His system worked. She gurgled and finally caught her breath. Then, remembering her dignity, she jerked her arms out of his hands and drew herself up to her full height.
"Keep your hands to yourself, Grieves," she said in a tone that indicated her belief that his next step would be to loosen her corset. "Don't ever let me hear you make the fatal mistake of calling me 'Aunt Anne' again. And after this, mind your own"—she looked slowly around the table and then decided to say it anyway —"damned business."
There was no doubt after that about who was boss, and Aunt Anne had no further trouble with us. When Dad and Mother returned home, all of us expected to be disciplined. But we had misjudged Aunt Anne.
"You look like you've lost weight," Dad said to her. "The children didn't give you any trouble, did they?"
"Not a bit," said Aunt Anne. "They behaved beautifully, once we got to understand each other. We got along just fine, didn't we, children?"
She reached out fondly and rumpled Billy's hair, which didn't need rumpling.
"Ouch," Billy whispered to her, grinning in relief. "It still hurts. Have a heart."
We had better success with another guest whom we set out deliberately to discourage. She was a woman psychologist who came to Montclair every fortnight from New York to give us intelligence tests. It was her own idea, not Dad's or Mother's, but they welcomed her. She was planning to publish a paper about the effects of Dad's teaching methods on our intelligence quotients.
She was thin and sallow, with angular features and a black moustache, not quite droopy enough to hide a horsey set of upper teeth. We hated her and suspected that the feeling was mutual.
At first her questions were legitimate enough: Arithmetic, spelling, languages, geography, and the sort of purposeful confusion—about ringing numbers and underlining words— in which some psychologists place particular store.
After we had completed the initial series of tests, she took us one by one into the parlor for personal interviews. Even Mother and Dad weren't allowed to be present.
The interviews were embarrassing and insulting.
"Does it hurt when your mother spanks you?" she asked each of us, peering searchingly into our eyes and breathing into our faces. "You mean your mother never spanks you?" She seemed disappointed. "Well, how about your father? Oh, he does?" That appeared to be heartening news. "Does your mother pay more attention to the other children than she does to you? How many baths do you take a week? Are you sure? Do you think it would be nice to have still another baby brother? You do? Goodness!"
We decided that if Dad and Mother knew the kinds of questions we were being asked, they wouldn't like them any better than we did. Anne and Ernestine had made up their minds to explain the situation to them, when destiny delivered the psychologist into our hands, lock, stock and moustache.

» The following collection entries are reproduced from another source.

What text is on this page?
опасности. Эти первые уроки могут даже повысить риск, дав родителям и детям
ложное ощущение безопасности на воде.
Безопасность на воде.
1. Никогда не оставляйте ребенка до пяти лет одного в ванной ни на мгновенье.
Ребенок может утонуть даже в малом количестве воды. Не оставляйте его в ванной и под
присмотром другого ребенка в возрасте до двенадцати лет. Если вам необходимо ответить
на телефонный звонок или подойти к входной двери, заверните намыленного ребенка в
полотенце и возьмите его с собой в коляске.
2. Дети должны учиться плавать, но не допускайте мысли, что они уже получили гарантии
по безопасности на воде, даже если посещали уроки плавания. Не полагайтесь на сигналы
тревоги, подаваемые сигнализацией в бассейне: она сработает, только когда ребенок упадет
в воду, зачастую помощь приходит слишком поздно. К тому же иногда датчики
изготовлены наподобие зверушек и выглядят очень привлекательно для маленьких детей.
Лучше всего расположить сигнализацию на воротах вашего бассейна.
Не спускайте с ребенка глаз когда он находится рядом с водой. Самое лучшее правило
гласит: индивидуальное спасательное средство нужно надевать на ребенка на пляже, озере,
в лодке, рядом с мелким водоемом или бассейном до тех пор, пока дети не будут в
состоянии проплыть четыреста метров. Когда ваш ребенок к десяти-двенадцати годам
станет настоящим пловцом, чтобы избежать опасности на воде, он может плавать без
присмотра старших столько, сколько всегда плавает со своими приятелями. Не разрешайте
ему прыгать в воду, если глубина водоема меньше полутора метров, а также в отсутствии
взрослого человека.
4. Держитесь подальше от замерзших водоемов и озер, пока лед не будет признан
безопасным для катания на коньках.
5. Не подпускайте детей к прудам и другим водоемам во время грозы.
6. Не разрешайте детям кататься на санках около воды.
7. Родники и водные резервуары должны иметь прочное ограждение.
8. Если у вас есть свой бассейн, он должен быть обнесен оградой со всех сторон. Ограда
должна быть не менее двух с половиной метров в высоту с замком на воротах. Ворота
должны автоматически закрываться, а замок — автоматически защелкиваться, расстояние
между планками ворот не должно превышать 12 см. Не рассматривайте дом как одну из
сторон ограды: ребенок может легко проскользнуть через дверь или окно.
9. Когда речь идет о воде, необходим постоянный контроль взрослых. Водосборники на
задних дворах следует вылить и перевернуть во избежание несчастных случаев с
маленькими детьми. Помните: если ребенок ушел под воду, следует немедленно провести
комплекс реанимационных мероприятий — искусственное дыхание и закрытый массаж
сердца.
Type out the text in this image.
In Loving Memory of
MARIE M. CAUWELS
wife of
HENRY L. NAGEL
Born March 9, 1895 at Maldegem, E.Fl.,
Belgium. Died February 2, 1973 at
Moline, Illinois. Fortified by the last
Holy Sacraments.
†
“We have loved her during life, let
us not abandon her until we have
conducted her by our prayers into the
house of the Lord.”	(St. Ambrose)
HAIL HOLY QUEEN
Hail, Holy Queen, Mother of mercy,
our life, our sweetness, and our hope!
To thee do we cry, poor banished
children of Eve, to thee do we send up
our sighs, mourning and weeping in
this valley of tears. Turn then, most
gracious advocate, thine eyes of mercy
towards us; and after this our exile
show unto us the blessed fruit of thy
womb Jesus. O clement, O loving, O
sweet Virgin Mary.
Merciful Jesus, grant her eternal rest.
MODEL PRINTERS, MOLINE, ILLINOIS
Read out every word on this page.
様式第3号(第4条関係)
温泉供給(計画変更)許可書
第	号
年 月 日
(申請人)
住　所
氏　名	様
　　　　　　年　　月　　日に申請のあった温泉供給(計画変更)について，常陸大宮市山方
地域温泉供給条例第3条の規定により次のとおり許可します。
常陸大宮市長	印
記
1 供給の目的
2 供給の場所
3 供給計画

Mother had been devising a series of job aptitude tests, and the desk by her bed was piled with pamphlets and magazines on psychology. Ernestine was running idly through them one night, while Mother was reading aloud to us from The Five Little Peppers and How they Grew, when she came across a batch of intelligence tests. One of them was the test which the New York woman was in the process of giving us—not the embarrassing personal questions, but the business of circling numbers, spelling, and filling in blanks. The correct answers were in the back.
"Snake's hips," Ernestine crowed. "Got it!"
Mother looked up absently from her book. "Don't mix up my work, Ernie," she said. "What are you after?"
"Just want to borrow something," Ern told her.